Les deux fenêtres du rez-de-chaussée sont murées.
Au premier étage, et c'est là ce qui frappe tout d'abord
quand on approche, il y a deux fenêtres ouvertes ; mais les
fenêtres murées sont moins farouches que ces fenêtres
ouvertes. Leur ouverture les fait noires en plein jour. Elles n'ont pas
de vitres, pas même de châssis. Elles s'ouvrent sur l'ombre
du dedans. On dirait les trous vides de deux yeux arrachés. Rien
dans cette maison. On aperçoit par les croisées béantes
le délabrement intérieur. Pas de lambris, nulle boiserie,
la pierre nue.
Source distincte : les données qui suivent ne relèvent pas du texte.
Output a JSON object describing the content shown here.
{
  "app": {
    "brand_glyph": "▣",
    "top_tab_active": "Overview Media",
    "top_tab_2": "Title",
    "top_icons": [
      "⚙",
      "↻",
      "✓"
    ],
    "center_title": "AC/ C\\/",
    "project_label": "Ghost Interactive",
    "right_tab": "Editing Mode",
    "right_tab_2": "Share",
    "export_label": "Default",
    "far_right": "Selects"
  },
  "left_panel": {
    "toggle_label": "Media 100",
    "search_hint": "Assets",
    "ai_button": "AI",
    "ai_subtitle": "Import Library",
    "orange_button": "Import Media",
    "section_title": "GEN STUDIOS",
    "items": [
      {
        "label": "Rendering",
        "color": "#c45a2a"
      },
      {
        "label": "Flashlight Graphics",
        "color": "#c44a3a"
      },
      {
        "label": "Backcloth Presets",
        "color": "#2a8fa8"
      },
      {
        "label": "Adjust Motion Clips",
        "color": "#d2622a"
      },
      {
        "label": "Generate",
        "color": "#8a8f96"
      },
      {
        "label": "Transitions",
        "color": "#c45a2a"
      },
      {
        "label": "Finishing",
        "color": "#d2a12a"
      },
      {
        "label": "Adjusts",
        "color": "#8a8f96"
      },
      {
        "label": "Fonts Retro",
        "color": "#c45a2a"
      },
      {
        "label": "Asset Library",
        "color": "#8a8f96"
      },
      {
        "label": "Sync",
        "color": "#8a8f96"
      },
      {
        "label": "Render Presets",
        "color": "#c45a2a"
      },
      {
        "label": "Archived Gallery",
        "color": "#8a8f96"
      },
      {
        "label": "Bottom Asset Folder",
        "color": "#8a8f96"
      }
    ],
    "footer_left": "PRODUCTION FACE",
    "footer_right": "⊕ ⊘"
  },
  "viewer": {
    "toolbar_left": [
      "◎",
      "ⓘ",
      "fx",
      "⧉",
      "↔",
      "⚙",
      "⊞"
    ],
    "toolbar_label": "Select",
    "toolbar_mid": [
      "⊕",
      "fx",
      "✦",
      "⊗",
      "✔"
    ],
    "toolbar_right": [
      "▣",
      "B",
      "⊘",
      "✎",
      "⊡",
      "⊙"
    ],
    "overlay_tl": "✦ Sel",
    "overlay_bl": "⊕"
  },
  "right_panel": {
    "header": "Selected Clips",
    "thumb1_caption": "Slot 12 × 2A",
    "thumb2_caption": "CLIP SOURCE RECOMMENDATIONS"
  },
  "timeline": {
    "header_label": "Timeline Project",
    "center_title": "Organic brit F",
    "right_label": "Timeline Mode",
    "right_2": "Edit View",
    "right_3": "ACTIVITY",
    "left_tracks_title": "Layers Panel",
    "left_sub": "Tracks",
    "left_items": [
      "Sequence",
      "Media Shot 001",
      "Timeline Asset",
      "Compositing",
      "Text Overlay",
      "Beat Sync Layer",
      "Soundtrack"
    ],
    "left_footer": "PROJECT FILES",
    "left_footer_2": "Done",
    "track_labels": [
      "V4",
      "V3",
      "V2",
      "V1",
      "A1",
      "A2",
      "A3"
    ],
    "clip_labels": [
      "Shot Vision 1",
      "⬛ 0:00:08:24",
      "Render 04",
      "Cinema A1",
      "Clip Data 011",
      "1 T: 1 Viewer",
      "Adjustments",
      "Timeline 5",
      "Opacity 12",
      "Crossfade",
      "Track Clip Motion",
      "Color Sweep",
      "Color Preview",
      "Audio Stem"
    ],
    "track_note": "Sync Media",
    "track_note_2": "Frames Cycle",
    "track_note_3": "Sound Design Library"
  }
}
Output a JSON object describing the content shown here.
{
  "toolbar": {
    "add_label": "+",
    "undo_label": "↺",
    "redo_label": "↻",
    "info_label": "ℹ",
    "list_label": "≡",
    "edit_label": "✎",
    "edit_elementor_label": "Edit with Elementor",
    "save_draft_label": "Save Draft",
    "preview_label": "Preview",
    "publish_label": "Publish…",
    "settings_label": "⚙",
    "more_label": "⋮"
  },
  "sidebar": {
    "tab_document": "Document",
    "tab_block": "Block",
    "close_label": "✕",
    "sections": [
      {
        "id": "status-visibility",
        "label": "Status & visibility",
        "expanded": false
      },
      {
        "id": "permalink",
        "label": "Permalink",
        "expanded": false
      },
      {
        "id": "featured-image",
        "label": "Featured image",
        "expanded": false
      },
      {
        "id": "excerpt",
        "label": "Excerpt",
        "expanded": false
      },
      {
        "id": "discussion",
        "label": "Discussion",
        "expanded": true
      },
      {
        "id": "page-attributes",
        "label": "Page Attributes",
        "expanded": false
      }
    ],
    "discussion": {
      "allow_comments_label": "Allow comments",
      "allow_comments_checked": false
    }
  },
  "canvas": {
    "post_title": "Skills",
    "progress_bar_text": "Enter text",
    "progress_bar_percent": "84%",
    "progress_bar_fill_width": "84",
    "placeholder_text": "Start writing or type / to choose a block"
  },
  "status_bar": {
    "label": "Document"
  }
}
On croit voir un sépulcre à fenêtre
permettant aux spectres de regarder dehors. Les pluies affouillent les
fondations du côté de la mer. Quelques orties agitées
par le vent caressent le bas des murs. À l'horizon, aucune habitation
humaine. Cette maison est une chose vide où il y a le silence.
Si l'on s'arrête pourtant et si l'on colle son oreille à
la muraille, on y entend confusément par instants des battements
d'ailes effarouchées. Au-dessus de la porte murée, sur la
pierre qui fait l'architrave, sont gravées ces lettres : ELM-PBILG,
et cette date : 1780.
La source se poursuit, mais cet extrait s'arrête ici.